Once Bastos started playing live shows with the group last year, Vachon said “people started asking ‘Do you have anything with her on a record?’ So I got out our binders of songs and went through a ton of them. For the next record, we’ll have more time to do some more originals.”

The album is on Alligator Records, the storied Chicago blues label that has been Roomful’s home for the past two decades. But even a devoted blues fan like Alligator founder and owner Bruce Iglauer said that many of the songs unearthed for the project were brand new to him.

“I think I was only familiar with two or three of the songs,” said Iglauer. “Songs like ‘You Were Wrong’ or ‘Steppin’ Up in Class’ are so obscure. What I liked is nobody was trying to exactly imitate the original record. They were inspired by it, but they weren’t trying to just make a copy.”

Iglauer wasn’t previously familiar with Bastos, who in recent years has devoted much of her time to educational work that includes her role as chorus director at Global Learning Public Charter School in New Bedford. “She throws herself into the songs,” he said. “She doesn’t hold back the emotion. I like when a singer is so emotionally committed to the song and is willing to put everything they’ve got into every performance. She’s got the no-holds-barred approach, which is part of the R&B tradition.”

When the group was selecting material for the record, saxophonist Rich Lataille, who joined in 1970 and has played on every Roomful album, reminded his bandmates of a little-known chapter in the group’s history. Around 1979 or 1980 — accounts of the exact year vary — Texas singer Lou Ann Barton briefly joined Roomful after leaving Stevie Ray Vaughan’s band Double Trouble.

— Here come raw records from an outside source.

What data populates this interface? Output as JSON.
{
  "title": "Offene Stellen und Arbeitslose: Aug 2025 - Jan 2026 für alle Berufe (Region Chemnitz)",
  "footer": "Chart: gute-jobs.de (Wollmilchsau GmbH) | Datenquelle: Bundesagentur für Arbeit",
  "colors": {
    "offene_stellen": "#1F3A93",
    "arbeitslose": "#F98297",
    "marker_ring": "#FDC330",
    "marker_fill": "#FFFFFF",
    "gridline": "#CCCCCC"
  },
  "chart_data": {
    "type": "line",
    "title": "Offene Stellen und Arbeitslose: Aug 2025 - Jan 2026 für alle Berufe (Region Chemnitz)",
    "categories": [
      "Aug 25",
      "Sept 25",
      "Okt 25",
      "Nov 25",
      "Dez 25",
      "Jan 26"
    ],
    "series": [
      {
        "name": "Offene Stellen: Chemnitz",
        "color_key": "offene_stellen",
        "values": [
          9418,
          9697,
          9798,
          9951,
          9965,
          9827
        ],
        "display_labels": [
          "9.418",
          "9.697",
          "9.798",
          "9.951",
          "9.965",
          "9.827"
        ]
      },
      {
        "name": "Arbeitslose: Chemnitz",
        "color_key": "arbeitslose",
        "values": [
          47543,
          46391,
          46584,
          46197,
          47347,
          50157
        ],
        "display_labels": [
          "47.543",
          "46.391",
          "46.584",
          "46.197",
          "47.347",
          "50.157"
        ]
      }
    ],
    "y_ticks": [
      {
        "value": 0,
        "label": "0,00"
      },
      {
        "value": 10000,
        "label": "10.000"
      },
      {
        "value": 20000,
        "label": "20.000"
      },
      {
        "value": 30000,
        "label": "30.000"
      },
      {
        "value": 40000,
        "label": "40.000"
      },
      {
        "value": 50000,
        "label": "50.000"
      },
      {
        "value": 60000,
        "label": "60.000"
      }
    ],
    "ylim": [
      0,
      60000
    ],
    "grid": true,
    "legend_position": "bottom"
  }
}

Barton was only in the group for a few months, and there’s just one bootleg audio clip of her singing live with Roomful online. Barton would go on to a major label deal and a long association with Vaughan’s brother Jimmie. But Latallie remembered that the Barton-era Roomful had worked up a unique rearrangement of Little Richard’s “Slippin’ and Slidin’,” which is given a new attitude by Bastos.

Despite being busy with her teaching work, Bastos didn’t have to hesitate when she was offered the Roomful slot. “It was the best thing I ever did,” she said. “I’m so happy to be part of such a major blues institution.”

Bastos says thanks to the school’s focus on arts enrichment, she’s been able to balance her teaching with road work. “This is my priority,” she said of performing. “It always has been, always will be. They understand it and they're happy to have me, because you can’t teach what you don’t know.”


Roomful of Blues plays the Narrows Center in Fall River on Nov. 28 and shows later this year in Westerly, Rhode Island, Concord, New Hampshire and Northampton.